More than 100 people filled Attleboro City Council Chambers in support of Attleboro Farmers Market Inc., which was in danger of having to shut down the market because of its permit, which was set to expire on the last day of summer, Sept. 23.
The Attleboro City Council granted an extension for organizers to hold the market at the Attleboro municipal parking lot until October 29 after Eddie Porreca, Attleboro Farmers Market Coordinator requested an emergency measure for clarification on the permit's language during a City Council meeting Tuesday night.
"I believe that this is a global misinterpretation of the permit issued by the council in regard to the Farmers Market duration," Porreca said in letter to the Municipal Council. "I submitted a request to the council on June 2, 2011 for the use of the parking lot at 74 North Main St. for the first Saturday in July, July 2 until the last Saturday in October, October 29 2011.
An expired permit was not the only issue threatening the market's contination. A dispute between the market and the Attleboro Public Library's Board of trustees over parking was also an issue.
To deal with the issue of parking, the two organizations agreed to move the market from one area of the lot to another.
"It is a compromise that we were happy to make with the library and are grateful to all parties to allow the market to continue," Porreca said.
The move, however, equals less space for vendors and less space for non-profits including the Friends of the Attleboro Animal Shelter, Attleboro Dog Park, Project 9/11 and other groups that have utilized the weekly market to spread the word about their cause.

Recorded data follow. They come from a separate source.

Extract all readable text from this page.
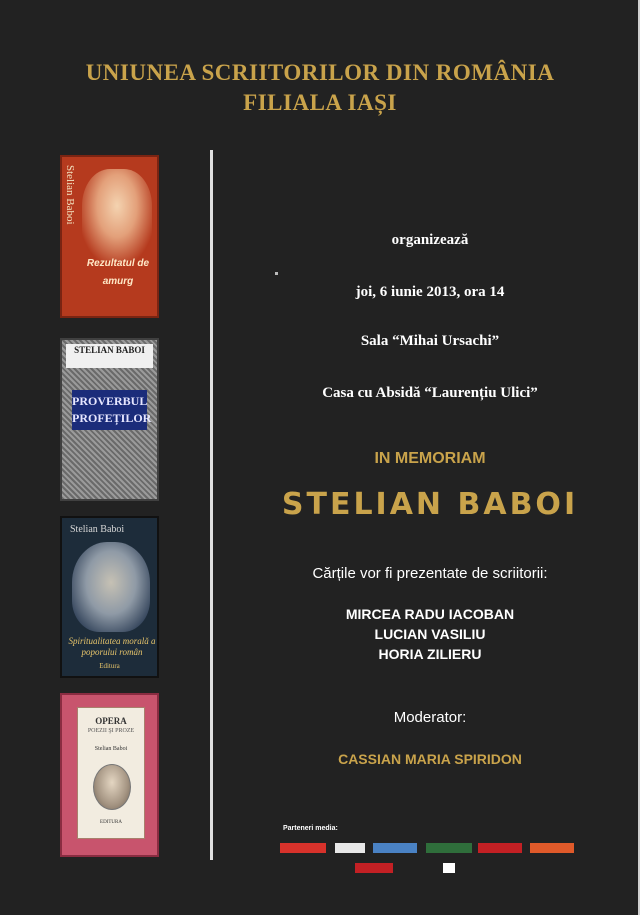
UNIUNEA SCRIITORILOR DIN ROMÂNIA
FILIALA IAȘI
Stelian Baboi
Rezultatul de amurg
STELIAN BABOI
PROVERBUL PROFEȚILOR
Stelian Baboi
Spiritualitatea morală a poporului român
Editura
OPERA
POEZII ŞI PROZE
Stelian Baboi
EDITURA
organizează
joi, 6 iunie 2013, ora 14
Sala “Mihai Ursachi”
Casa cu Absidă “Laurențiu Ulici”
IN MEMORIAM
STELIAN BABOI
Cărțile vor fi prezentate de scriitorii:
MIRCEA RADU IACOBAN
LUCIAN VASILIU
HORIA ZILIERU
Moderator:
CASSIAN MARIA SPIRIDON
Parteneri media:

Joan Pilkington-Smyth, a member of the Attleboro Public Library's Boad of Trustees, would not comment on the outcome Tuesday night.
Attleboro City Councilor Richard Conti, who helped form and launch the market, said he is worried about next year.
"I want a farmers market to be next door to a friendly neighbor," he said after the meeting.
"At the conclusion of this season I think what we'll do is evaluate the location and poll our vendors," Porreca added.
Vendor Lisa Nason said she was happy with the outcome, but was upset with the fact that it came only after a lot of headaches that could have been avoided.
"If you believe in something enough and are passionate enough about it, it's worth fighting for," Porreca said after the meeting. "Today was a great lesson in democracy and compromise."